Guiding Retrieval using LLM-based Listwise Rankers
Mandeep Rathee, Sean MacAvaney, Avishek Anand
TL;DR
This work tackles the bounded recall problem in cascaded retrieval when using listwise LLM rerankers by proposing SlideGar, a sliding-window, graph-augmented adaptive retrieval method. SlideGar alternates between the initial retrieved pool and a corpus-graph frontier, using the LLM to rank a window and employing reciprocal rank as a pseudo-score to guide subsequent expansion, thereby mitigating the exclusion of relevant documents not initially retrieved.
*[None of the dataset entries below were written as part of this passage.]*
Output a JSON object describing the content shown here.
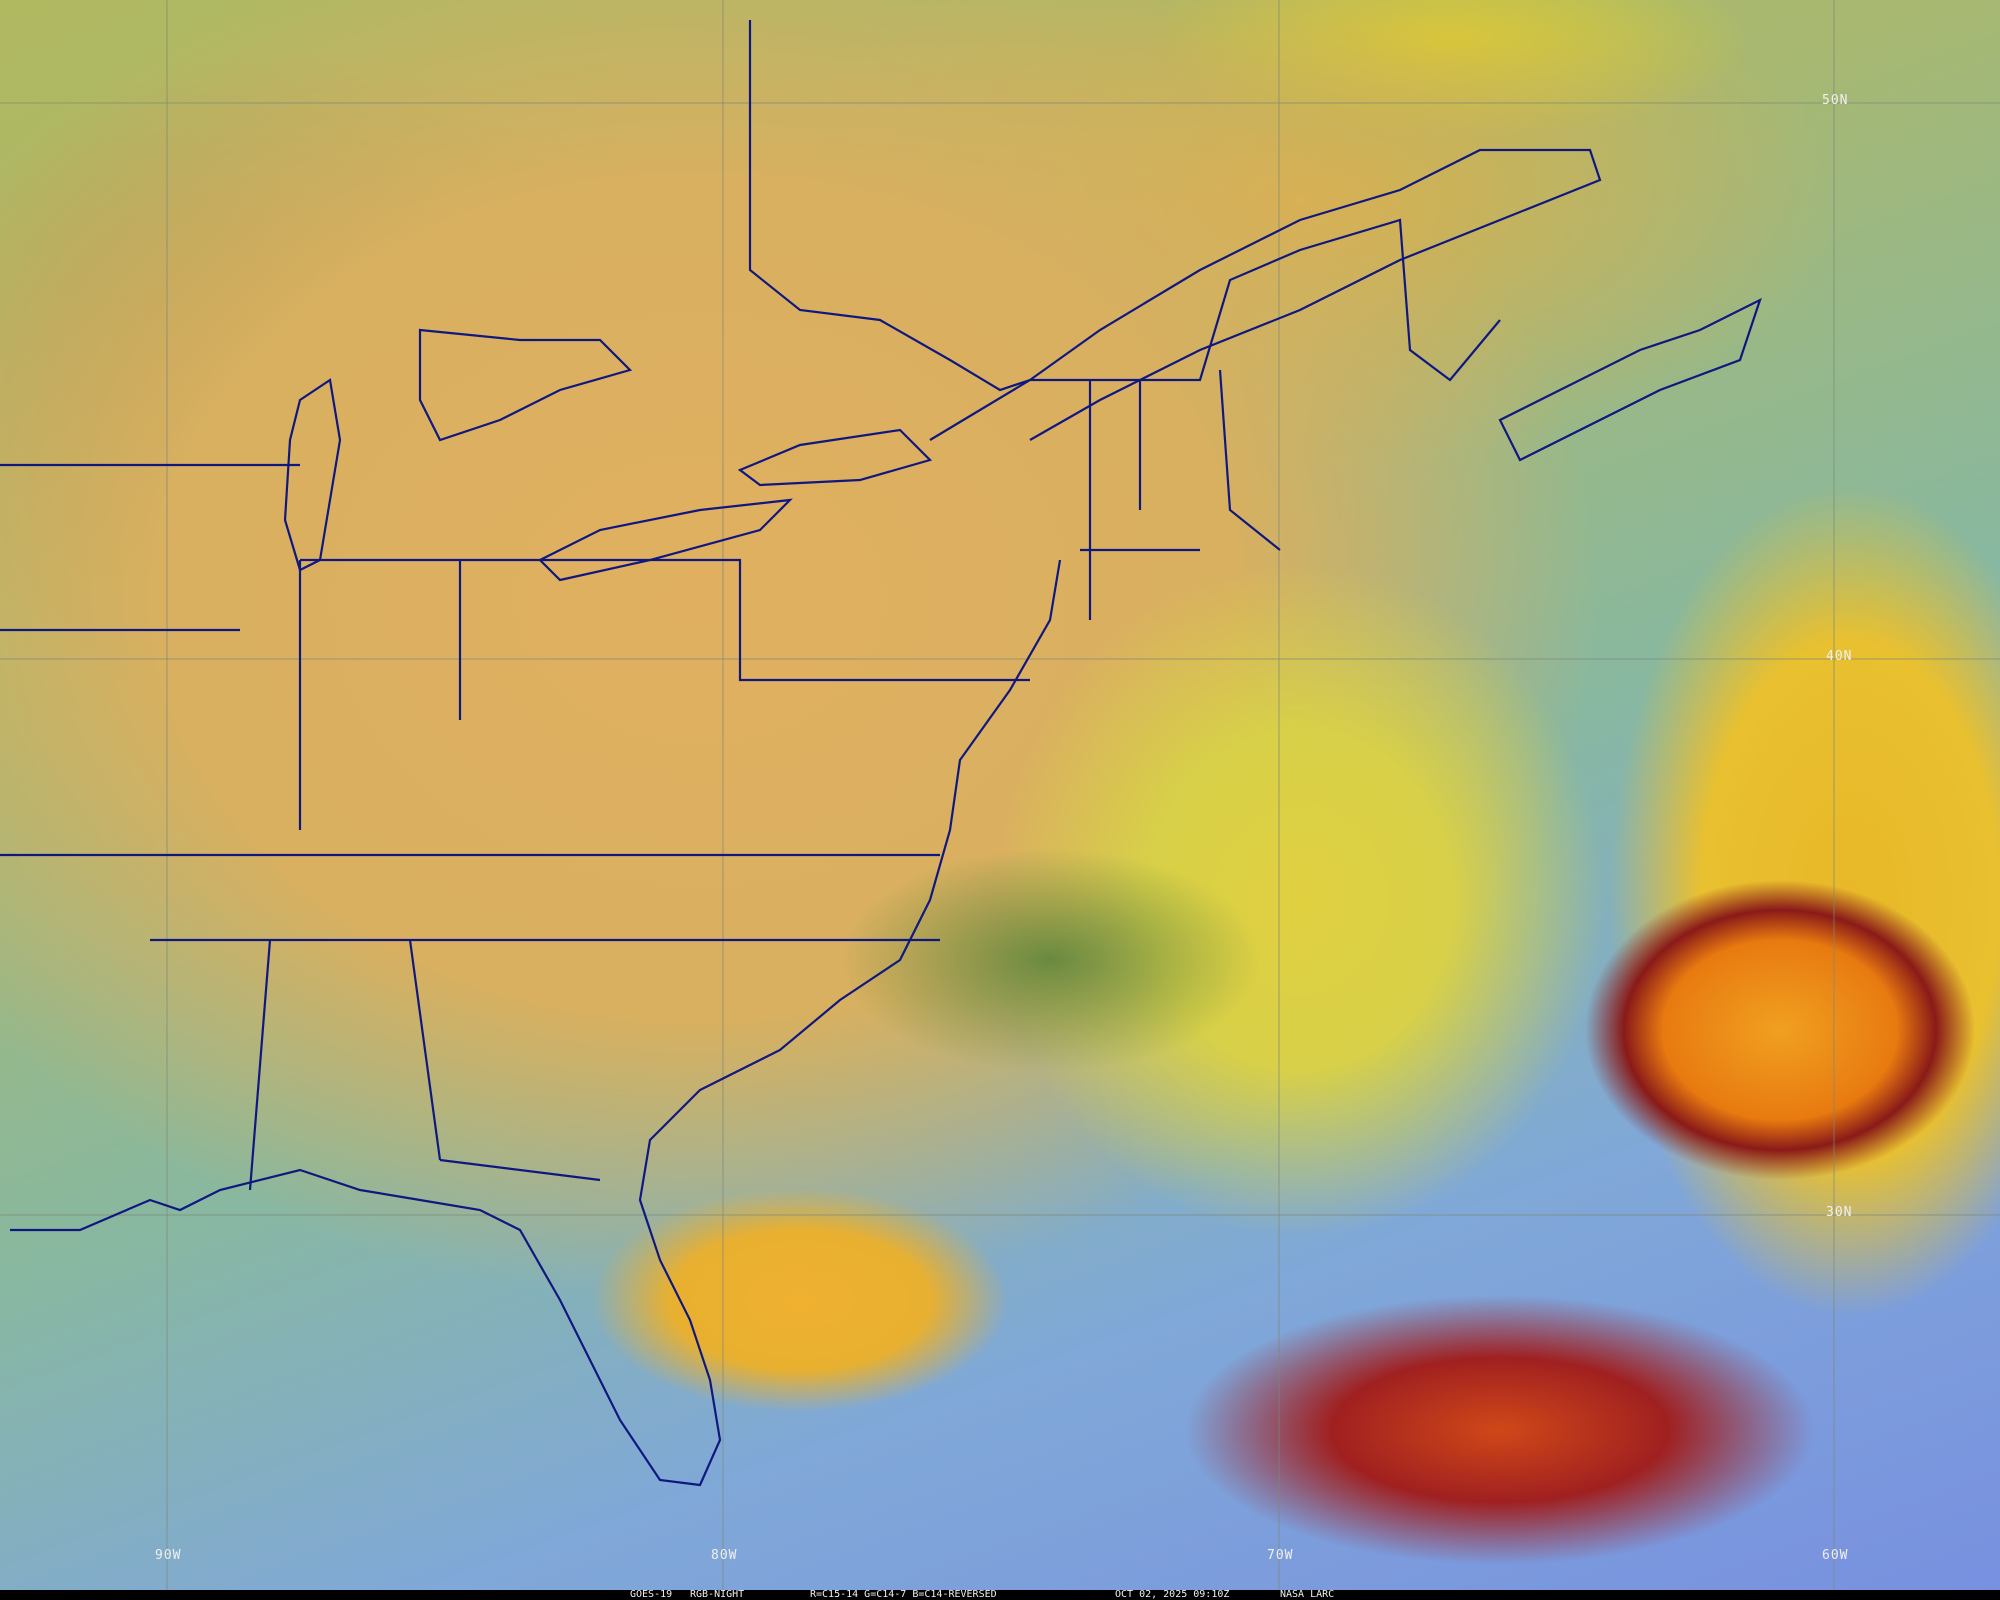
{
  "map": {
    "satellite": "GOES-19",
    "product": "RGB-NIGHT",
    "channels": "R=C15-14 G=C14-7 B=C14-REVERSED",
    "datetime": "OCT 02, 2025 09:10Z",
    "source": "NASA LARC",
    "latitude_labels": [
      "50N",
      "40N",
      "30N"
    ],
    "longitude_labels": [
      "90W",
      "80W",
      "70W",
      "60W"
    ],
    "colors": {
      "borders": "#101880",
      "gridlines": "#7c8878",
      "label_text": "#f0f0f0",
      "caption_bg": "#000000"
    }
  }
}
Across MSMARCO and MSMARCO-passage-v2, with diverse retrievers and rankers, SlideGar yields up to $13.23\%$ improvements in $nDCG@10$ and up to $28.02\%$ in $Recall@c$, while incurring only about $0.02\%$ additional latency relative to standard LLM reranking. This approach enables broader adoption of LLM-based reranking in settings with limited initial results or high first-stage costs, and the authors release their code for public use.
Abstract
Large Language Models (LLMs) have shown strong promise as rerankers, especially in ``listwise'' settings where an LLM is prompted to rerank several search results at once. However, this ``cascading'' retrieve-and-rerank approach is limited by the bounded recall problem: relevant documents not retrieved initially are permanently excluded from the final ranking. Adaptive retrieval techniques address this problem, but do not work with listwise rerankers because they assume a document's score is computed independently from other documents. In this paper, we propose an adaptation of an existing adaptive retrieval method that supports the listwise setting and helps guide the retrieval process itself (thereby overcoming the bounded recall problem for LLM rerankers). Specifically, our proposed algorithm merges results both from the initial ranking and feedback documents provided by the most relevant documents seen up to that point. Through extensive experiments across diverse LLM rerankers, first stage retrievers, and feedback sources, we demonstrate that our method can improve nDCG@10 by up to 13.23% and recall by 28.02%--all while keeping the total number of LLM inferences constant and overheads due to the adaptive process minimal. The work opens the door to leveraging LLM-based search in settings where the initial pool of results is limited, e.g., by legacy systems, or by the cost of deploying a semantic first-stage.